Please try out the API (It's checked into Ehache core's trunk) by grabbing the this self contained, buildable sample and open source Ehcache nightly jar I've put up on GitHub.


It's simple to use and 100 percent open source. We are very excited about feedback and plenty of time still exists for making changes and improvements. Please ask lots of questions and give lots of feedback.

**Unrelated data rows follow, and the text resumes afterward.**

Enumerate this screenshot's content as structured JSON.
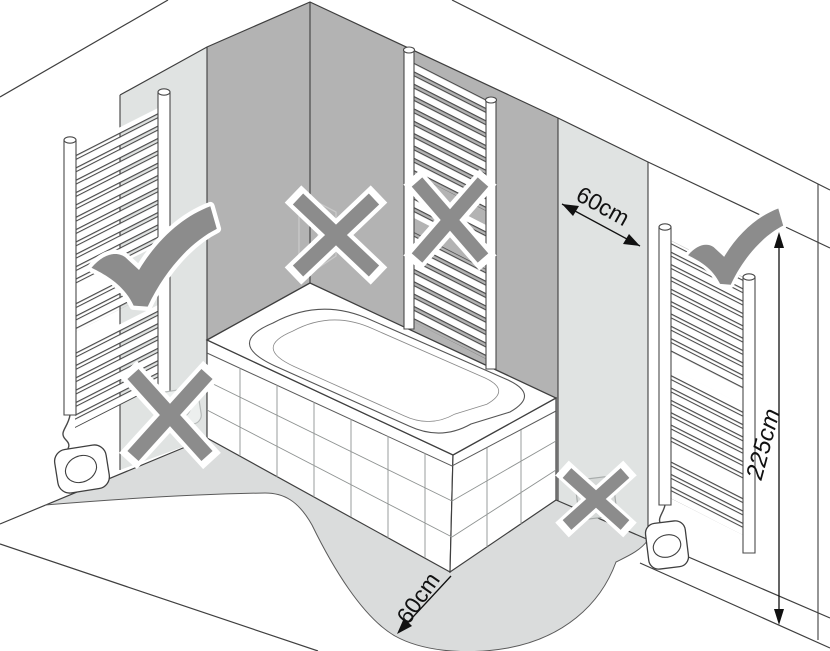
{
  "dimensions": {
    "wall_zone": {
      "label": "60cm"
    },
    "floor_zone": {
      "label": "60cm"
    },
    "height_limit": {
      "label": "225cm"
    }
  },
  "markers": {
    "allowed": [
      "left-wall-towel-radiator",
      "right-wall-towel-radiator-beyond-60cm-strip"
    ],
    "forbidden": [
      "corner-above-bathtub",
      "towel-radiator-above-bathtub",
      "left-wall-socket-near-bathtub",
      "right-wall-socket-near-bathtub"
    ]
  },
  "colors": {
    "wall_dark": "#b3b3b3",
    "wall_strip": "#e0e3e2",
    "floor_zone": "#dadcdc",
    "marker": "#8c8c8c",
    "outline": "#3f3f3f"
  }
}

To try it you can just unpack the kit:

tar -xzvf ehcache-search-sample-0.0.1-SNAPSHOT-distribution.tar.gz

and run it:

sh run.sh

The source code is included in the kit and can be edited in this directory:

src/main/java/org/sharrissf/sample/

rebuilt if you have Maven.

mvn clean install

And rerun using the run.sh command.

You can even package it up yourself by using

mvn clean assembly:assembly

Looking forward to hearing from the community. It will be interesting to see how projects like Grails, Hibernate, Liferay and Cold Fusion leverage cache search. Those uses will help set direction for years to come.